In Stacy Schiff's biography of Cleopatra, I came across this epigraph from Euripides: "Man's most valuable trait is a judicious sense of what not to believe."
I have no idea which of Euripides' plays the quote is from, but it strikes me as a suitable source for reflection.
Credulity is the default state of a human life. Children are born to believe, to accept as true what they are told by adults. An innate credulity has survival value in a dangerous world. If a grown-up says "There are crocodiles in the river," it is probably best to stay out of the water.
Skepticism, on the other hand, must be learned.
I was late in realizing that I didn't have to believe the received "truth." My best teacher was a somewhat older Panamanian secular Jew I went to graduate school with at UCLA. We took our brown-bag lunches together in the university's botanical garden, and spent the hour talking about physics, religion, and the "meaning of life."
Moises was the first person I had encountered after sixteen years of Catholic education who mentioned the word "skepticism." "Why do you believe that?" he would ask, and often I had no answer except that it was what my family and teachers told me was true. The idea that I might actually examine the basis for my beliefs was a rather new concept. In matters of religion, like almost everyone else in the world, I had embraced uncritically the faith story into which I was born.
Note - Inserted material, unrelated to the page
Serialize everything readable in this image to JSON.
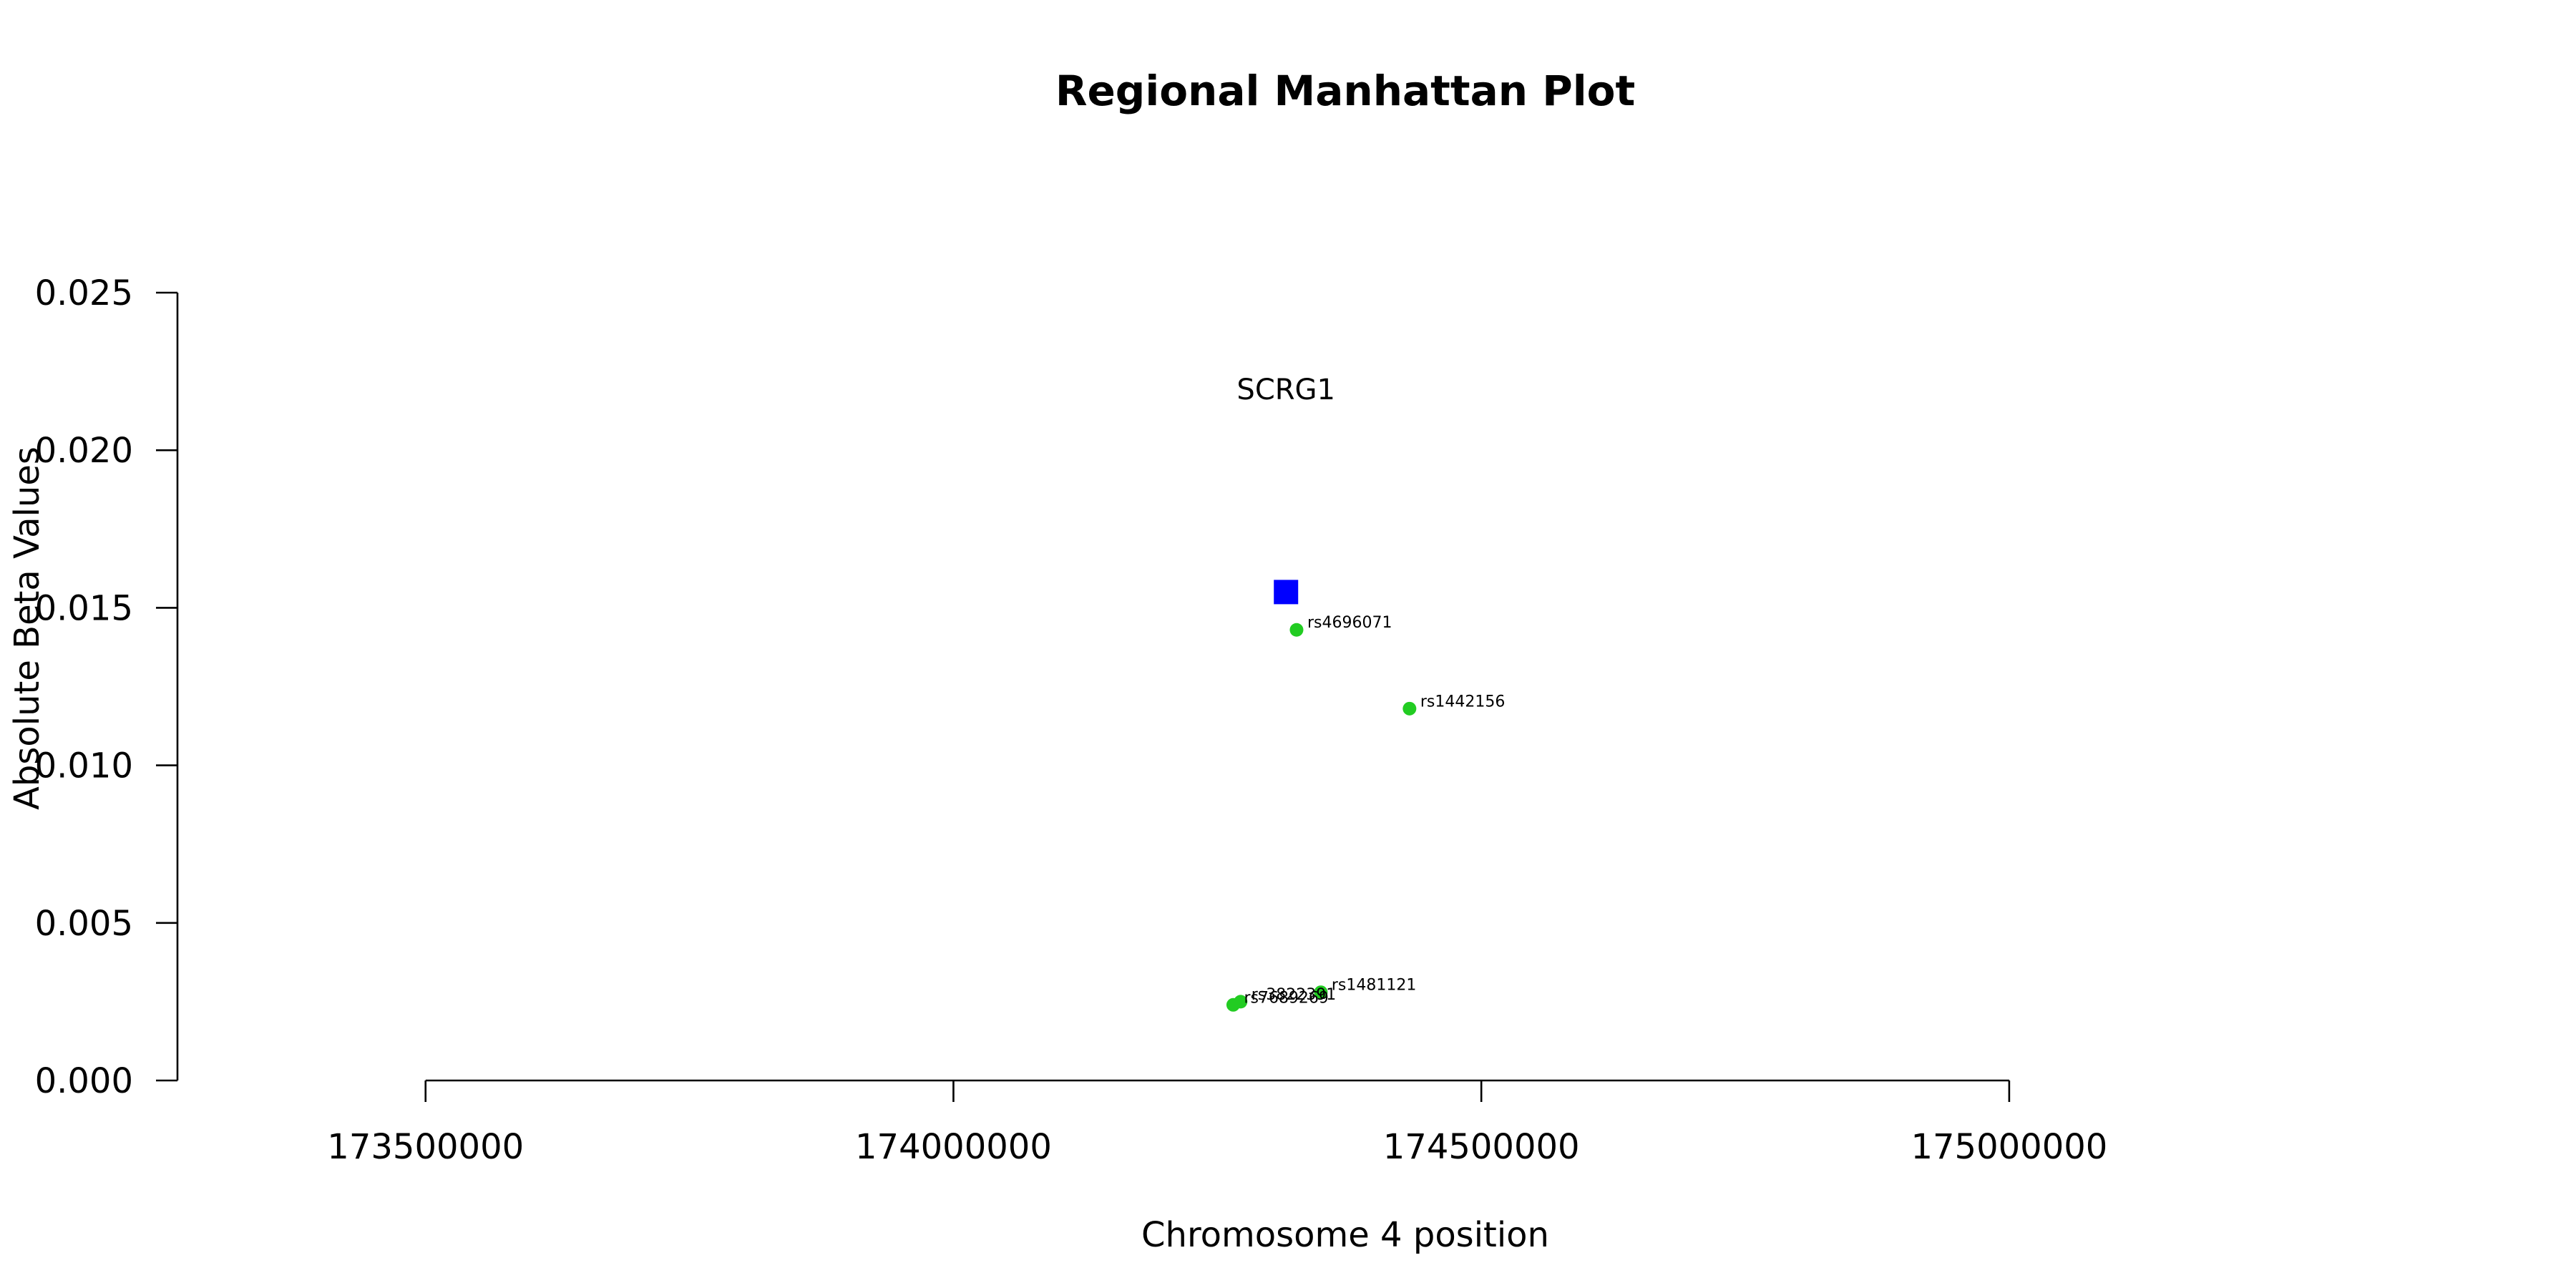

And thus began my search for "a judicious sense of what not to believe." When later, as a teacher, I wrote a little column for each issue of the college newspaper, I called it Under a Skeptical Star, from a line of the Scots poet/scholar William MacNeile Dixon: "If there be a skeptical star I was born under it, yet I have lived all my days in complete astonishment."
A liberating sense of what not to believe opened the door to a vastly more interesting world whose diverse and astonishing riches I continue to explore to this day.